— La création de centres publics de santé semble avoir le vent en poupe. Constate-t-on un emballement récent ?
Hélène Colombani : oui, un virage qui date d’un peu moins de dix ans, avec un réel accroissement de la création de centres de santé. D’une part, on sort du giron de la gauche, parce que les élus sont confrontés à une population qui monte au créneau — l’État n’organise rien et laisse des praticiens libéraux agir en fonction de leurs besoins personnels, sans considération pour ceux des territoires. D’autre part, les centres de santé étaient très concentrés en Île-de-France. Or aujourd’hui, on sort de la petite couronne parisienne, même si la région demeure celle qui en compte le plus. La croissance est importante, notamment en Nouvelle -Aquitaine. Nous en avons pris conscience et la Fédération réorganise sa gouvernance en faisant place aux régions, avec des référents régionaux.
— La préférence marquée des généralistes pour un exercice salarié et collégial est-elle une réalité ?
H.C. : C’est un élément qui pousse à la création de centres. Les professionnels veulent exercer sans être astreints à des charges administratives et souhaitent s’intégrer dans des structures. Ils peuvent travailler sur la prévention, notamment. Les généralistes d’aujourd’hui sont mieux formés, avec une approche globale du patient, et ont donc envie de trouver un cadre pour l’exercer.

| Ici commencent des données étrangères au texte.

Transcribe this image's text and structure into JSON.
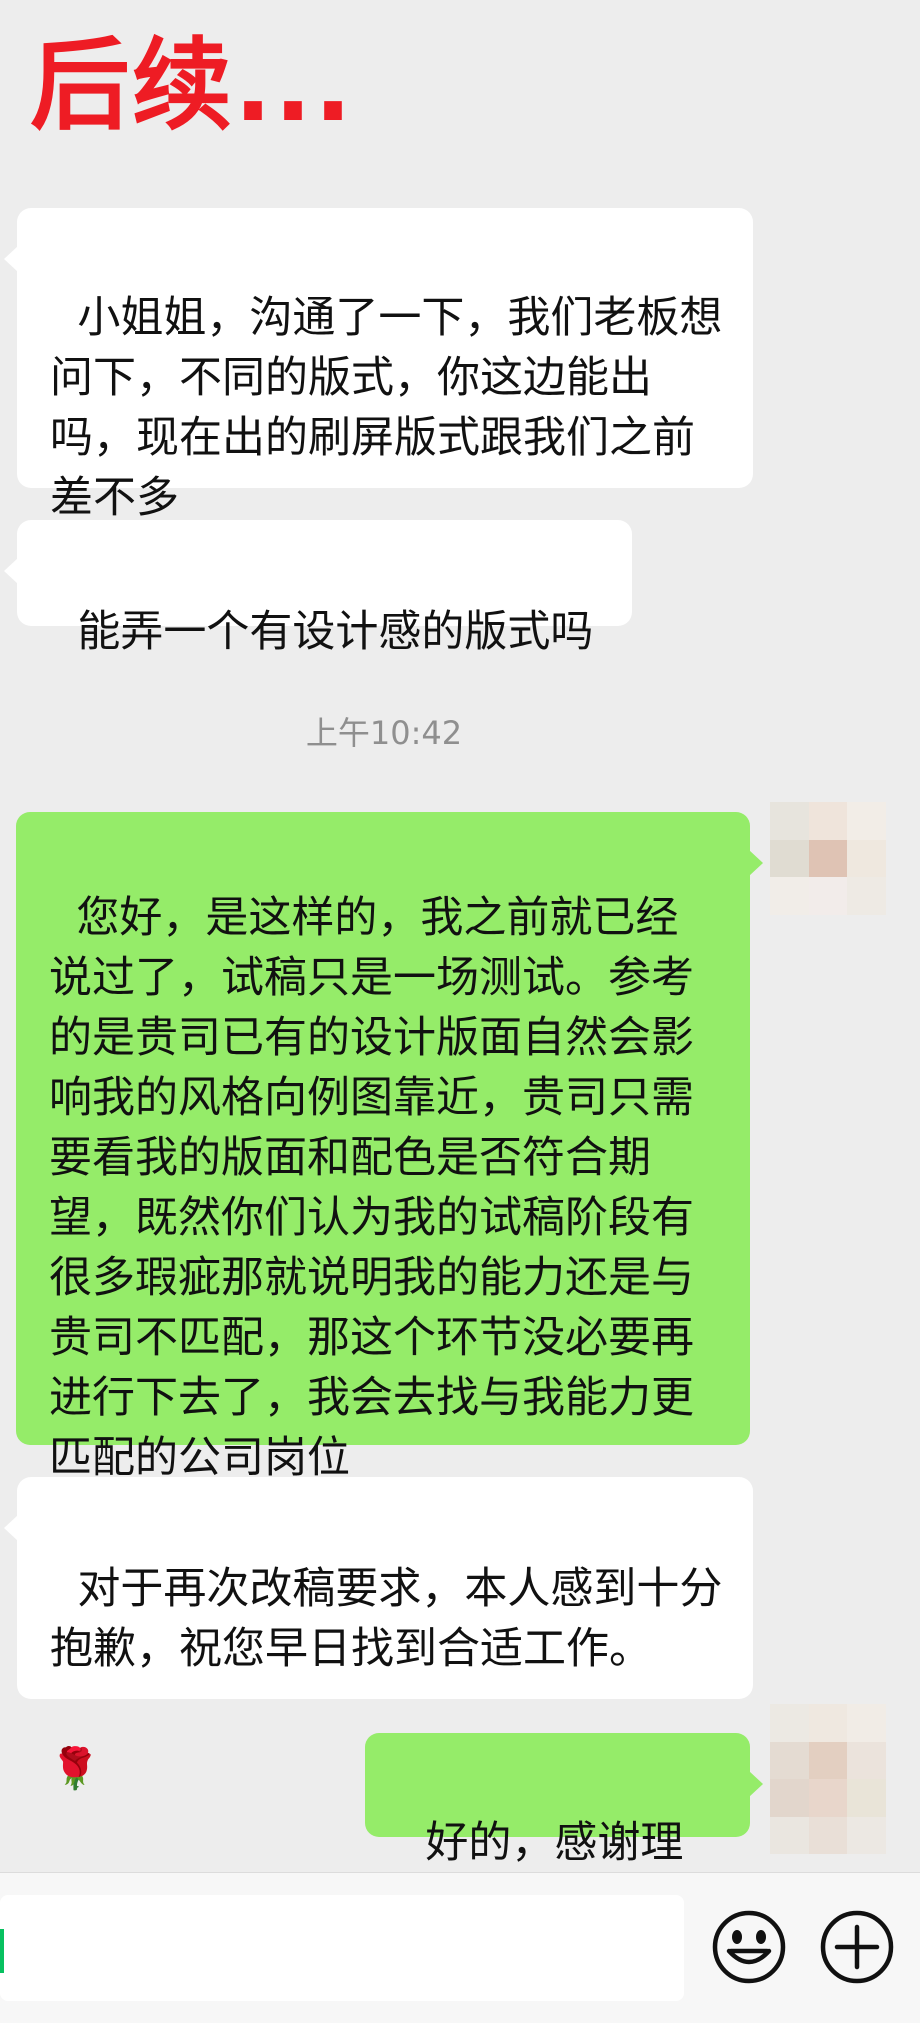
{
  "header": {
    "title": "后续..."
  },
  "messages": [
    {
      "side": "left",
      "text": "小姐姐，沟通了一下，我们老板想问下，不同的版式，你这边能出吗，现在出的刷屏版式跟我们之前差不多"
    },
    {
      "side": "left",
      "text": "能弄一个有设计感的版式吗"
    },
    {
      "type": "time",
      "text": "上午10:42"
    },
    {
      "side": "right",
      "text": "您好，是这样的，我之前就已经说过了，试稿只是一场测试。参考的是贵司已有的设计版面自然会影响我的风格向例图靠近，贵司只需要看我的版面和配色是否符合期望，既然你们认为我的试稿阶段有很多瑕疵那就说明我的能力还是与贵司不匹配，那这个环节没必要再进行下去了，我会去找与我能力更匹配的公司岗位"
    },
    {
      "side": "left",
      "text": "对于再次改稿要求，本人感到十分抱歉，祝您早日找到合适工作。",
      "emoji": "🌹"
    },
    {
      "side": "right",
      "text": "好的，感谢理解"
    }
  ],
  "input": {
    "value": "",
    "emoji_icon": "smiley-face-icon",
    "more_icon": "plus-circle-icon"
  },
  "colors": {
    "background": "#ededed",
    "incoming_bubble": "#ffffff",
    "outgoing_bubble": "#95ec69",
    "title": "#ee1c24",
    "timestamp": "#8f8f8f"
  }
}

— Les centres peuvent-ils être une panacée pour lutter contre la désertification médicale ?
H.C. : Oui, c’est un atout. Il faut arrêter de partir des besoins des professionnels, et partir plutôt de ceux de la population. Il faut un maillage territorial qui les prenne en compte. Il faut des unités de premier recours de proximité, quitte à élargir l’aire pour les spécialistes. À court terme, il n’y aura pas assez de médecins. Il n’y a pas de compétition. On ne peut plus réfléchir selon la médecine d’avant.
— À quelle échelle de population ou de bassin de vie la création d’un centre de santé est-elle pertinente ?
H.C. : Je dirai que 10 000 habitants, c’est bien, et un peu compliqué au-dessous. Il faut donc parfois raisonner en termes d’intercommunalité. Sachant qu’il faut au moins deux médecins, il faut trouver les ressources pour une activité.
— À quelles conditions les centres de santé, à défaut d’être rentables, peuvent-ils être d’un coût nul pour une collectivité ?
H.C. : C’est compliqué. Pour les centres que nous accompagnons, nous avons créé la Fabrique. Il s’agit d’une assistance à la maîtrise d’ouvrage pour la mise en place d’un projet. Nous évaluons les besoins en médecins, sages-femmes, spécialistes, infirmiers. Avec trois médecins, on arrive à l’équilibre en trois ans. Si l’on y ajoute des paramédicaux, c’est un peu plus compliqué. Mais les élus décident en fonction de ce dont ils sont porteurs. Nous proposons une structure de base. Si l’on veut y ajouter des prestations de prévention, des médiateurs de santé, voire un interprétariat, il faudra aller chercher les aides qui existent.